Historic PerformancesIn some instances, an incredibly excellent or important performance happened before recording technology could capture all the details that now be captured.

Format – This refers to the medium that the recording is available. As I mentioned before, everything old is new again, so I’ll try to explain formats step-by-step:

  • Vinyl Record or LP (Long Playing Record) – these are old school records played on a turntable with a metal stylus running over a groove to create a sound. These are analog recordings (‘analog’ means it creates a sound wave through non-digital means)
  • Compact Disc (CD) – these are the small, plastic discs used with a CD player. The CD player has a laser that reads the 1’s and 0’s that make up the digital music file.
  • Digital Files – These are either known as ‘lossy’ or ‘lossless’. A lossy file means that it has been digitally compressed to save space and so bits of the music have been lost. These are often MP3s, AACs, or M4V files, and are saved at 128kbs, 192kbs up to 320kbs. The other file type is lossless, which means it maintains the full digital file taken from the final mix. These are often FLAC or Apple Lossless files, and are much larger.
  • Digital Streaming – these are the same files as digital lossy files, although you can now find some lossless digital streaming.

Places to Purchase

There are lots of places to purchase music online. I have generally moved away from purchasing digital music via the format of MP3s or AACs, primarily because of lower quality. I’ll therefore primarily talk about purchasing CDs and LPs.
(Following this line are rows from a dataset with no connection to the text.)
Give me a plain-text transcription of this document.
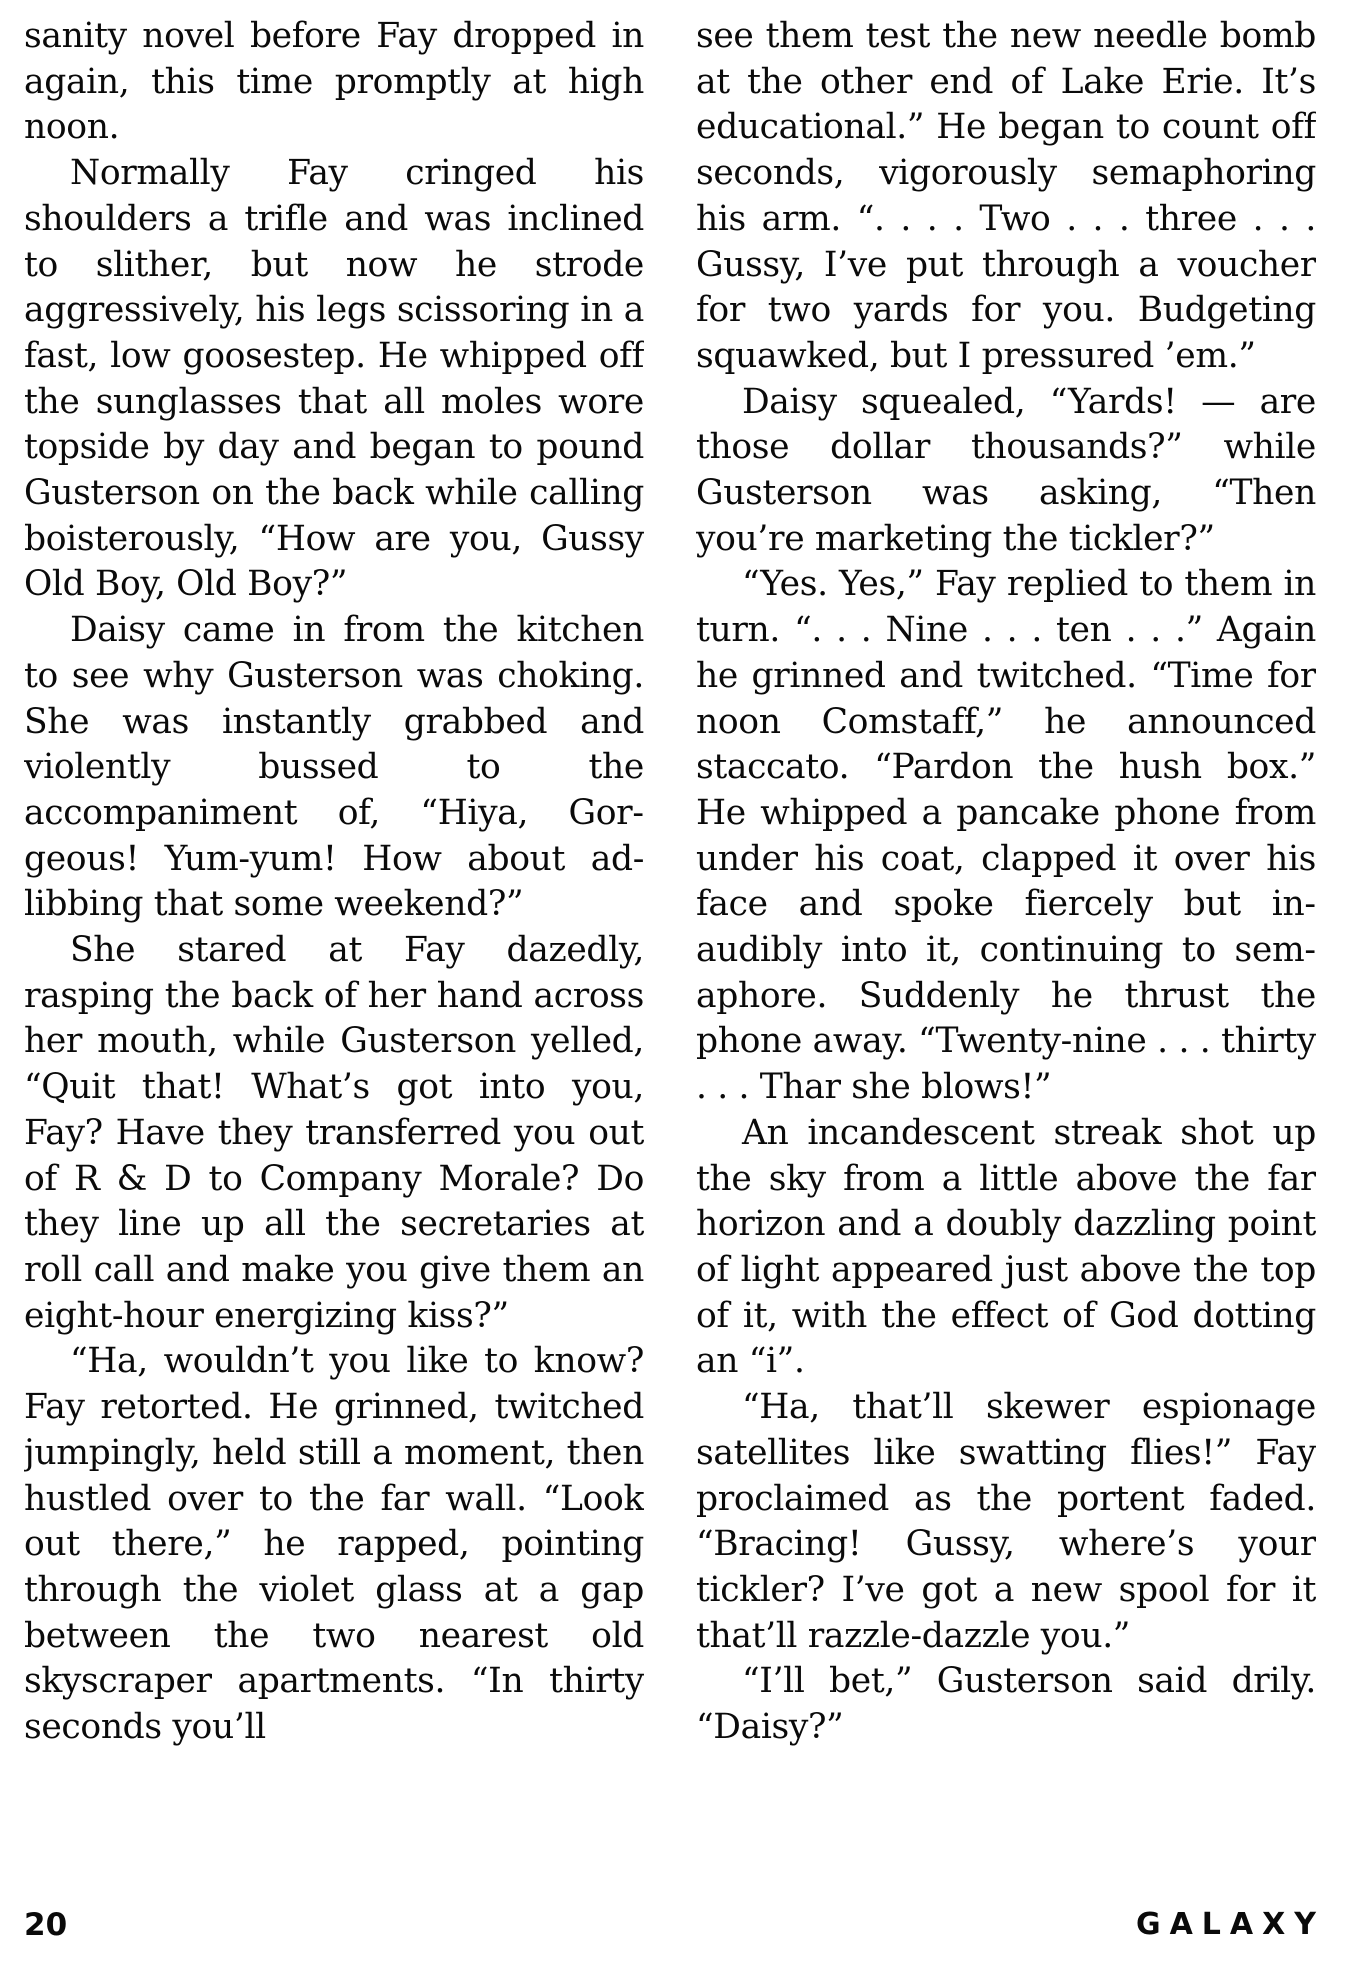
sanity novel before Fay dropped in again, this time promptly at high noon.

Normally Fay cringed his shoulders a trifle and was inclined to slither, but now he strode aggressively, his legs scissoring in a fast, low goosestep. He whipped off the sunglasses that all moles wore topside by day and began to pound Gusterson on the back while calling boisterously, “How are you, Gussy Old Boy, Old Boy?”

Daisy came in from the kitchen to see why Gusterson was choking. She was instantly grabbed and violently bussed to the accompaniment of, “Hiya, Gorgeous! Yum-yum! How about ad-libbing that some weekend?”

She stared at Fay dazedly, rasping the back of her hand across her mouth, while Gusterson yelled, “Quit that! What’s got into you, Fay? Have they transferred you out of R & D to Company Morale? Do they line up all the secretaries at roll call and make you give them an eight-hour energizing kiss?”

“Ha, wouldn’t you like to know? Fay retorted. He grinned, twitched jumpingly, held still a moment, then hustled over to the far wall. “Look out there,” he rapped, pointing through the violet glass at a gap between the two nearest old skyscraper apartments. “In thirty seconds you’ll

see them test the new needle bomb at the other end of Lake Erie. It’s educational.” He began to count off seconds, vigorously semaphoring his arm. “. . . . Two . . . three . . . Gussy, I’ve put through a voucher for two yards for you. Budgeting squawked, but I pressured ’em.”

Daisy squealed, “Yards! — are those dollar thousands?” while Gusterson was asking, “Then you’re marketing the tickler?”

“Yes. Yes,” Fay replied to them in turn. “. . . Nine . . . ten . . .” Again he grinned and twitched. “Time for noon Comstaff,” he announced staccato. “Pardon the hush box.” He whipped a pancake phone from under his coat, clapped it over his face and spoke fiercely but inaudibly into it, continuing to semaphore. Suddenly he thrust the phone away. “Twenty-nine . . . thirty . . . Thar she blows!”

An incandescent streak shot up the sky from a little above the far horizon and a doubly dazzling point of light appeared just above the top of it, with the effect of God dotting an “i”.

“Ha, that’ll skewer espionage satellites like swatting flies!” Fay proclaimed as the portent faded. “Bracing! Gussy, where’s your tickler? I’ve got a new spool for it that’ll razzle-dazzle you.”

“I’ll bet,” Gusterson said drily. “Daisy?”

20	GALAXY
Discogs is a website/app that is a great source for any format of music, especially LPs and CDs. Individuals and companies setup storefronts where they sell used and new music recordings of every striped and brand (including classical). If you do purchase from them, I recommend only purchasing when the quality of the item is Mint (M), Near Mint (NM), or Very Good Plus (VG+).

Amazon usually offers the best prices for buying something new. They also will provide links to used items, which are often fine to buy for CDs (just read the description). The links to used material sometimes takes a little looking – it’s either under “See all formats and editions” below the price, or it’s on the right hand side.

Ebay is a good place to purchase both CDs and LPs.

Final Thoughts

Taking the time (and money) to build a music library is a worthwhile endeavor. Although digital streaming services do provide a great and easy way to access an enormous amount of music, it can be overwhelming to sift through all the options. Furthermore, there is something psychologically detached from listening to music through these services.

Instead, when you have a real CD or LP in your hands, it feels as if you are closer to the music. There is an intentionality to putting it in a player and listening to it. This isn’t required to enjoy the music, but it is helpful in getting to know specific composers and musicians.